We report strong support for H3, which predicts a significant moderating effect of CEO changes on the relation between discretionary accruals and forecast errors in the year of CEO change. In our main tests and numerous robustness tests, forecast errors are less sensitive to discretionary accruals where a new CEO has been appointed during the financial year. Further, we report evidence that there is no significant relationship between forecast errors and discretionary accruals for CEO appointing firms. This evidence is consistent with the conjecture that analysts are able to impound relatively clear earnings management signals into their forecasts.
Limitations
Our study is subject to a number of limitations. First, while we employ a method common in the literature, it is widely accepted that discretionary accrual models are imperfect. While contamination of the discretionary accrual measure by non-discretionary items is almost inevitable, we have taken considerable steps in the estimation of discretionary accruals to reduce the effect of significant outliers and to report robustness tests employing alternative discretionary accrual measures.

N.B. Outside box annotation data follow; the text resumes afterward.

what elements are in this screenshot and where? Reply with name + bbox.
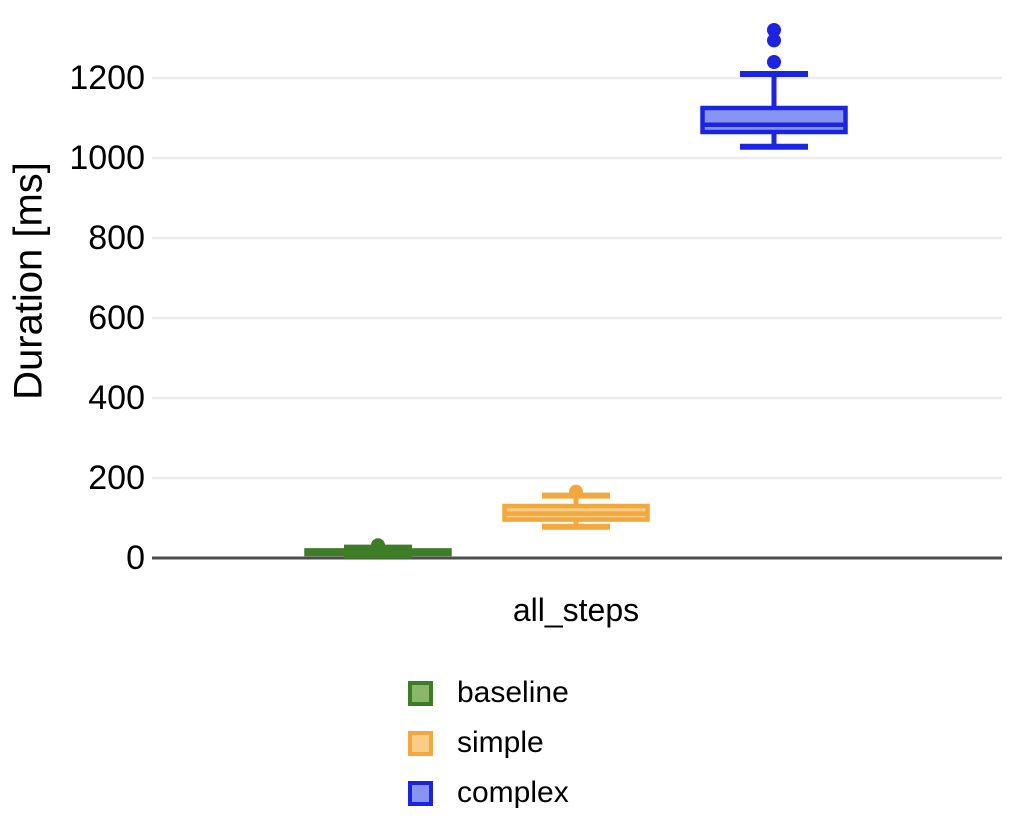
- y-tick-label: 1000: [69, 139, 145, 177]
- outlier-simple: [569, 484, 583, 499]
- outlier-complex: [767, 33, 781, 48]
- y-tick-label: 400: [88, 379, 145, 417]
- legend-label: complex: [457, 776, 569, 809]
- outlier-baseline: [371, 538, 385, 553]
- y-tick-label: 1200: [69, 59, 145, 97]
- legend: baseline simple complex: [408, 668, 569, 818]
- x-tick-label: all_steps: [512, 592, 640, 628]
- legend-label: baseline: [457, 676, 569, 709]
- legend-label: simple: [457, 726, 544, 759]
- outlier-complex: [767, 55, 781, 69]
- y-tick-label: 200: [88, 459, 145, 497]
- baseline-swatch-icon: [408, 680, 433, 706]
- outlier-complex: [767, 23, 781, 37]
- legend-item-complex: complex: [408, 768, 569, 818]
- box-complex: [700, 105, 848, 135]
- y-tick-label: 0: [126, 539, 145, 577]
- y-axis-title: Duration [ms]: [6, 162, 51, 400]
- y-tick-label: 600: [88, 299, 145, 337]
- legend-item-baseline: baseline: [408, 668, 569, 718]
- complex-swatch-icon: [408, 780, 433, 806]
- y-tick-label: 800: [88, 219, 145, 257]
- legend-item-simple: simple: [408, 718, 569, 768]
- simple-swatch-icon: [408, 730, 433, 756]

A further limitation is that this paper does not attempt to differentiate between the routine and non-routine CEO changes, which would necessarily introduce additional subjectivity to the measurement process. Some previous studies, however, show that non-routine CEO changes have a stronger relationship with earnings management relative to routine CEO changes in the year of the changes (Pourciau, 1993; Wells, 2002). In a similar light, Wilson and Wang (2010) demonstrate that concurrent changes in chairperson and CEO are associated with significantly greater earnings management behaviour than cases where the CEO change occurs alone. A more detailed classification of CEO appointments would, however, reduce the number of events per dichotomous variable to a level where a small number of observations could exert potentially great leverage on our results.

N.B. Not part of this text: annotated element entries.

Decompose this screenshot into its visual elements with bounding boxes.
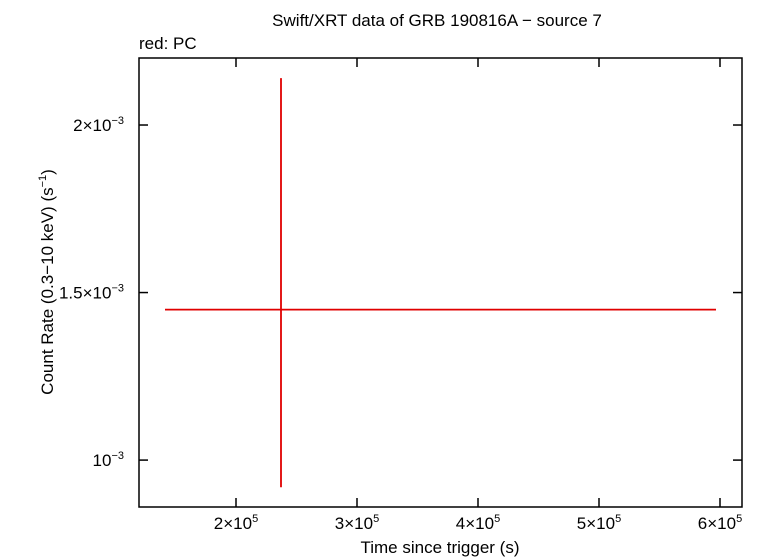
plot-frame [138, 57, 743, 508]
x-axis-label: Time since trigger (s) [360, 538, 519, 557]
y-axis-label-end: ) [38, 169, 57, 175]
annotation: red: PC [139, 34, 197, 53]
tick-label: 2×105 [214, 513, 258, 533]
tick-label-exponent: 5 [373, 513, 379, 525]
tick-label-mantissa: 1.5×10 [59, 284, 111, 303]
tick-label-exponent: 5 [494, 513, 500, 525]
tick-label: 1.5×10−3 [59, 283, 124, 303]
tick-label: 10−3 [93, 450, 124, 470]
tick-label-mantissa: 2×10 [214, 514, 252, 533]
tick-label-exponent: −3 [111, 283, 124, 295]
tick-label-exponent: −3 [111, 115, 124, 127]
tick-label-exponent: 5 [615, 513, 621, 525]
tick-label: 4×105 [456, 513, 500, 533]
tick-label-mantissa: 5×10 [577, 514, 615, 533]
tick-label: 6×105 [698, 513, 742, 533]
tick-label-exponent: 5 [736, 513, 742, 525]
tick-label: 3×105 [335, 513, 379, 533]
chart-title: Swift/XRT data of GRB 190816A − source 7 [272, 11, 602, 30]
tick-label-mantissa: 4×10 [456, 514, 494, 533]
tick-label-mantissa: 6×10 [698, 514, 736, 533]
y-axis-label: Count Rate (0.3−10 keV) (s−1) [37, 169, 57, 395]
y-axis-label-exponent: −1 [37, 175, 49, 188]
y-axis-label-text: Count Rate (0.3−10 keV) (s [38, 187, 57, 394]
tick-label-exponent: −3 [111, 450, 124, 462]
tick-label-mantissa: 3×10 [335, 514, 373, 533]
tick-label: 2×10−3 [73, 115, 124, 135]
tick-label-mantissa: 2×10 [73, 116, 111, 135]
tick-label-mantissa: 10 [93, 451, 112, 470]
tick-label-exponent: 5 [252, 513, 258, 525]
tick-label: 5×105 [577, 513, 621, 533]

While the sample used to test our main hypothesis includes analyst forecasts for 2,014 firm-years, the sub-sample of CEO appointing firms is only 249. This represents quite a small proportion of all analyst forecasts, and so caution should be exercised in generalizing from these results. Nevertheless, this sub-sample is of similar size to that employed in the only directly comparable study (Coles et al., 2006).

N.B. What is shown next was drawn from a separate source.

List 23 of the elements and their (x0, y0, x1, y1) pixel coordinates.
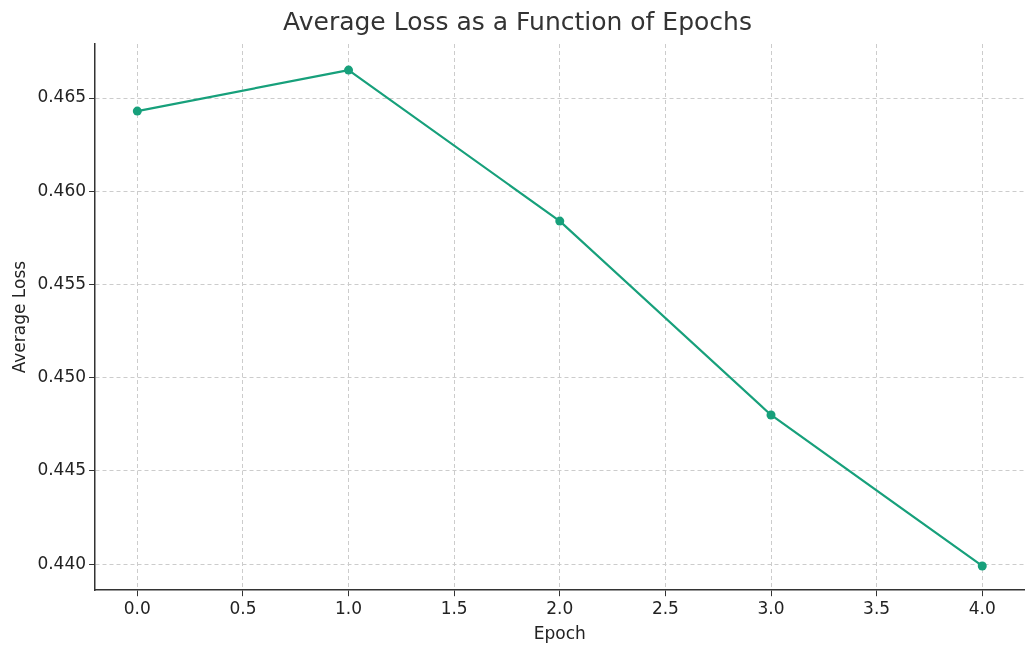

Our results suggest a number of areas for future research. First, the study of analyst forecast revisions immediately following either the appointment of a new CEO, or the end of an outgoing CEO's tenure, may provide further evidence into the extent to which analysts utilize information from such events. Further, while we have selected CEO changes as an example of a public signal of likely earnings management, analysts' efficiency with respect to other signals, such as regulatory events and the disclosed terms of executive option schemes, may provide fruitful avenues for future research.